白四九摇头:“恐怕不行,这道屏障虽然将城里的人困住,但同时也保全了外面。现在城内的尸体基本上都已经化祟,其中还不乏藏着死去的高阶修真者,屏障一旦被破,大量的祟就会涌向外界,到时候,谁也控制不了局面。”
“我想,后来路不尘和我师父没有像你说的这么做,肯定也是考虑到了这一点。”白四九思索片刻,撑着长枪向远处走去,“常规方法是出不去了,告诉大家先维持灵力护罩,把民众护好,在尽量减少我方人员的伤亡的同时,把城中肆虐的祟逐步歼灭。”
苗疆圣女点头,用通讯符传声各修真组织行动。她看着白四九离去的背影:“你的伤刚恢复,要去哪儿?”
“去把姓牧的从地下挖出来。他能给路不尘送刀,就说明这家伙还有气。特殊类型的传送阵只有他会布置,看看能不能想办法,利用阵法,把伤员和民众送出去。”白四九没有停留,身形化作红色流光冲向某处废墟。
剿灭祟群的任务,在这片囚笼城市有条不紊地进行着,人们还对刚刚的战斗心存阴影,时不时瞟一眼张青山倒下的方向,生怕这位飞升境再度暴起,酿成杀戮,但更多的,是落在飞升境前那道单薄的身影上。

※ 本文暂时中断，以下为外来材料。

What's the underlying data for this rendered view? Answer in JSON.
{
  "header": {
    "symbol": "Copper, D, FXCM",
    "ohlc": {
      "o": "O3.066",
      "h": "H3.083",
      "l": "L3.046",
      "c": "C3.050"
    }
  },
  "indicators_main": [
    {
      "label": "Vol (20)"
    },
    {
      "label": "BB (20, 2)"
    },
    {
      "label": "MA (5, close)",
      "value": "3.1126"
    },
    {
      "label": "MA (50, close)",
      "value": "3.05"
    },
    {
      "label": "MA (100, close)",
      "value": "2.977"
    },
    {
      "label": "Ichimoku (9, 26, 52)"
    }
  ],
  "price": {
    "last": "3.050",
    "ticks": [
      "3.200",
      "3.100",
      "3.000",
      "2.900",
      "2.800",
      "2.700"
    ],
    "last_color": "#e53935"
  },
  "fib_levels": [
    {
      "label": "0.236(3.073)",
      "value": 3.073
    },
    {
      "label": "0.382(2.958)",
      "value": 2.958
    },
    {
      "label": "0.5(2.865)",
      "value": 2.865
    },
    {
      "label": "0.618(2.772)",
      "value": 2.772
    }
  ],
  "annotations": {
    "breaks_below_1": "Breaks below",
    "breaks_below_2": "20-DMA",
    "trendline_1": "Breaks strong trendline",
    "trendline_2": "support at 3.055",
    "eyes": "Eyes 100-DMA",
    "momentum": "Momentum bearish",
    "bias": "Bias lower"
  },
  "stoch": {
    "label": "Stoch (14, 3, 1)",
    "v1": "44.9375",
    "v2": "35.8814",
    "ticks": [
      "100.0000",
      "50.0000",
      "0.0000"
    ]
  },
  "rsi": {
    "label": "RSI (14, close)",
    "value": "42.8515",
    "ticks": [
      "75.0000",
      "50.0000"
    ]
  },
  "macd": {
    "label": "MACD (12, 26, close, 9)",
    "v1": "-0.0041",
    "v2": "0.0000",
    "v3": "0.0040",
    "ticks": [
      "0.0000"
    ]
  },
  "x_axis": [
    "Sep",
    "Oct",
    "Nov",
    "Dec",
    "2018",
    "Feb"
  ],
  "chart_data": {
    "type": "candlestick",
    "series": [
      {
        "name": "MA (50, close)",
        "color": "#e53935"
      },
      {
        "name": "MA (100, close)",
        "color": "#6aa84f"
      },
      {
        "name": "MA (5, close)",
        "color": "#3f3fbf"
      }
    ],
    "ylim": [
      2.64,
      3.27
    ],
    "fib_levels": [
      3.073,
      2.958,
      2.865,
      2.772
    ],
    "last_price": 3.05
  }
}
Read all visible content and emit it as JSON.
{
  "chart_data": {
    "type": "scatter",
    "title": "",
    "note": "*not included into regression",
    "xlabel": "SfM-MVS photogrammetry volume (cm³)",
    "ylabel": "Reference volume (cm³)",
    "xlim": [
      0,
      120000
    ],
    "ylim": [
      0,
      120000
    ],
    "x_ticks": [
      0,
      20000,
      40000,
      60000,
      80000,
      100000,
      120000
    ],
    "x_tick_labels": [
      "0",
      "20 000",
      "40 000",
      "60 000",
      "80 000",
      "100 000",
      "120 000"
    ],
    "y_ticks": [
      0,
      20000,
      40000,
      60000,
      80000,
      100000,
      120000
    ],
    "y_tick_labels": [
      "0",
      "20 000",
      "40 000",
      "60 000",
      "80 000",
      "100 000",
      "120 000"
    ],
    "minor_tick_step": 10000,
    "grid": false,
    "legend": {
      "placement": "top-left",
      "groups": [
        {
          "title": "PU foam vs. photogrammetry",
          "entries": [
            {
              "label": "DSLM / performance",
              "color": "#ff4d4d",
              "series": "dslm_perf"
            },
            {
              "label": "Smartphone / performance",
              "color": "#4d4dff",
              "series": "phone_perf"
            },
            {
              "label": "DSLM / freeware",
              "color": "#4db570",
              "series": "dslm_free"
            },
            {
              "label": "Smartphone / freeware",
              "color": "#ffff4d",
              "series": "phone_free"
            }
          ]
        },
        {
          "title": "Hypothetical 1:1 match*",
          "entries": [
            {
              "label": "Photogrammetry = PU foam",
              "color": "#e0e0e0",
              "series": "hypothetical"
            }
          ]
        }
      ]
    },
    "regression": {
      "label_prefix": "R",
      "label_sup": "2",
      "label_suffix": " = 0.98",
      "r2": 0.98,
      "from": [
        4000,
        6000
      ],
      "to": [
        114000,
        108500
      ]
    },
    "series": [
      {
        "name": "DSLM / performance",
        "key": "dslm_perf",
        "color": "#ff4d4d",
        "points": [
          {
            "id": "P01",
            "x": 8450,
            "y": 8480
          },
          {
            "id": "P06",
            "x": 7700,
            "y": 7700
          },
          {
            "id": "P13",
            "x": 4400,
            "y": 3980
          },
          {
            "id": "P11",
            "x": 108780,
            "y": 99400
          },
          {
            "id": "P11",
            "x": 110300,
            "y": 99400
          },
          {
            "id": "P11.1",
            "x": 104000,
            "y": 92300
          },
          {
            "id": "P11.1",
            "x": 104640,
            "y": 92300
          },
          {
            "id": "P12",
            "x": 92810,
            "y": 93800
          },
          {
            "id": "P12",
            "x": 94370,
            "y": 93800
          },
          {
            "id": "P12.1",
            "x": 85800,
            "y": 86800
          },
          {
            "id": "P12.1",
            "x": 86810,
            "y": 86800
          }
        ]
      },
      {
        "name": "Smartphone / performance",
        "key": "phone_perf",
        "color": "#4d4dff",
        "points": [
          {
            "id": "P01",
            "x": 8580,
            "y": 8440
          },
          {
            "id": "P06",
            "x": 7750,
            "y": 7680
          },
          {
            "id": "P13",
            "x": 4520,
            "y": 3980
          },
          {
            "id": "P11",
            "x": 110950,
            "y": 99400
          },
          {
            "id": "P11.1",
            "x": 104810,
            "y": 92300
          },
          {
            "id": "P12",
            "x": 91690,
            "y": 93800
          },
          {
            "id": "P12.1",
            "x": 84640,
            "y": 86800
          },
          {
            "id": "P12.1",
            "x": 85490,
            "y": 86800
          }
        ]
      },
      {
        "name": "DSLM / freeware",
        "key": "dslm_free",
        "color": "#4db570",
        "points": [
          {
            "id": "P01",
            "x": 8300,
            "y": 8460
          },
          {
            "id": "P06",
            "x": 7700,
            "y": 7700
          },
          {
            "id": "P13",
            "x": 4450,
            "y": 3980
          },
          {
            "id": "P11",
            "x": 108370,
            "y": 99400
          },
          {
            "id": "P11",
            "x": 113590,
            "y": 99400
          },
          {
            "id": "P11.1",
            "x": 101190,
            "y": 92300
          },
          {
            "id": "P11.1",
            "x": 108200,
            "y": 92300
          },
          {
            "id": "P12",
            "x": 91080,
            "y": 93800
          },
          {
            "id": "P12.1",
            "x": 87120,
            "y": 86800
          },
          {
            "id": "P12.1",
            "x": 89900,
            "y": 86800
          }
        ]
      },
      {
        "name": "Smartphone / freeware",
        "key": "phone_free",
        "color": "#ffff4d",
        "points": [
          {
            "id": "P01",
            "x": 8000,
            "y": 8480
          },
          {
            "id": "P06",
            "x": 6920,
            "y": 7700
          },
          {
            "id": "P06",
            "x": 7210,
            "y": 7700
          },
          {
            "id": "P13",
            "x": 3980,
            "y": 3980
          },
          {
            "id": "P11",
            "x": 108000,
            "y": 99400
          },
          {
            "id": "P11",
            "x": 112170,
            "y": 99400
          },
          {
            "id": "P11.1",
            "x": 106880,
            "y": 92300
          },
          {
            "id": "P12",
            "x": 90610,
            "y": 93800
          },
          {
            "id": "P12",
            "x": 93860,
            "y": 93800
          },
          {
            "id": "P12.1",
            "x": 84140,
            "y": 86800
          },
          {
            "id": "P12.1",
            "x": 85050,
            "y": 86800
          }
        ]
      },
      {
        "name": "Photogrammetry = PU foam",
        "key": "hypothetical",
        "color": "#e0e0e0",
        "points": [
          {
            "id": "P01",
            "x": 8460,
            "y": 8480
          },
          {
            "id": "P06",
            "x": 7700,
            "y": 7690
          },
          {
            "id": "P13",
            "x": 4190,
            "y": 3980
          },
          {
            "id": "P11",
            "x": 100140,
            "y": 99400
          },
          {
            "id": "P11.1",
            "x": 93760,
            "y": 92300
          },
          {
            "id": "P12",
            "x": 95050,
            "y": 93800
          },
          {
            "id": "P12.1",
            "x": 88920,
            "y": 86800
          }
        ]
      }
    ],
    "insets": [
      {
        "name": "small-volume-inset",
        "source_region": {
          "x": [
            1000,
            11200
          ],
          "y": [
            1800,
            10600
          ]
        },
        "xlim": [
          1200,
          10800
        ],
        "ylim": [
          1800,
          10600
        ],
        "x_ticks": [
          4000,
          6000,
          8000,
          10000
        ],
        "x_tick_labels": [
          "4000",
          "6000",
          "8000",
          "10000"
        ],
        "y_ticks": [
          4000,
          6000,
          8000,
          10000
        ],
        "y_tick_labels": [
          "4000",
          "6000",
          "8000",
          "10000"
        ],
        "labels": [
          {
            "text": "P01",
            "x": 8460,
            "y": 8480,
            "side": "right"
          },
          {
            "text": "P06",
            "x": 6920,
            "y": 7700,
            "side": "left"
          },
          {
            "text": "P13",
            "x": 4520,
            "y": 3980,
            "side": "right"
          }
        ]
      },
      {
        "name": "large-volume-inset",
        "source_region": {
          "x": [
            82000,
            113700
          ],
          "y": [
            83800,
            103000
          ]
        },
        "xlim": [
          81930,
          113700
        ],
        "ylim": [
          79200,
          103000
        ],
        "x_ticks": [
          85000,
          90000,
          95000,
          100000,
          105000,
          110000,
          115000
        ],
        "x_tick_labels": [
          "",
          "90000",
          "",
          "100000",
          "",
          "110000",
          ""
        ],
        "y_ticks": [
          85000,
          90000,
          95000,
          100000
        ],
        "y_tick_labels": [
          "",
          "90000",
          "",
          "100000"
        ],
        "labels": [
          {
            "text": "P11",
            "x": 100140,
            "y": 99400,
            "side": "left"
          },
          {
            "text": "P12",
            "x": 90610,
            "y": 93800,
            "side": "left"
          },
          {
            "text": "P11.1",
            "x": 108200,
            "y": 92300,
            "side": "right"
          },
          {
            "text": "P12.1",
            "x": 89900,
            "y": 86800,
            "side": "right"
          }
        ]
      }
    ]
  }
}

没人能克制住对这位死而复生、震撼归来的救世主的好奇心。
白術并未在意那些探究的目光,他的全部注意都在张青山身上。
严格来说,张青山在飞升之后就已经死了,见独只能把杀死的活物消解为粒子,因此,张青山的尸首完整地保留了下来。
青色身影跪倒在黑雪中,孤寂而萧索。等彻底确认对方真的生机断绝,白術握紧见独,银白窄剑从尸体中抽出,紧接着眼前的世界天旋地转。
白術踉跄了一下,用见独拄杵地支撑身体。直到这时,巨大的痛楚和疲倦才将他吞没——
【叮——检测到宿主意念,痛觉重新上调为常规水平。】
为了在这场赌博性质的战斗中,白術特意将系统版面上的“疼痛感知”调成了0,以此屏蔽自己的痛觉,不受生理因素干扰。但这也是相当危险的一步棋,因为疼痛可以让他知道当前的身体状况,及时止损。放弃对疼痛的感知,也就意味将生命置之度外。
但他没的选,早期的时候,为了拼得任务的成功,他没少做这样破釜沉舟的事,每次从书里出来,都会被幺鸡骂的狗血淋头,后来他越来越强,也渐渐不需要如此行事。
左右掌心已经没有知觉,献祭玉酌的那一刻,极寒的冰霜也同样反噬了握剑的手。白術垂眸看着发黑的掌心,一动不动,冰霜在他的发丝和睫毛上凝结,像一尊冰雕。他笑了一下,在伤痛的包围中,无端品到一丝当年打滚摸爬的心境。
疼痛感知调回正常状态,也是为了查看现在的身体状态,他闭上眼睛,感知一番。还好,跟预想的一样,不算太严重,用精神力还可以修复。这样想着,精神力开始运转,修补这具破碎的身体。
身上的划痕开始闭合,肩胛的碎骨开始重组。白術微微蹙眉,他现在的身体,说到底还属于普通人范畴,并不像这个世界的修真者那样抗造,恢复的也很慢。得快一点了,要是让路不尘看到他这幅样子,是不是眼眶又要红了?
一只骨节分明的手掌忽然抵住他的后背,温暖的灵力源源不断涌入身体。白術微微一愣,睁开眼,不用回头也能意识到身后是谁:“你伤的比我重,先保留灵力自己调息,我很快就能恢复。”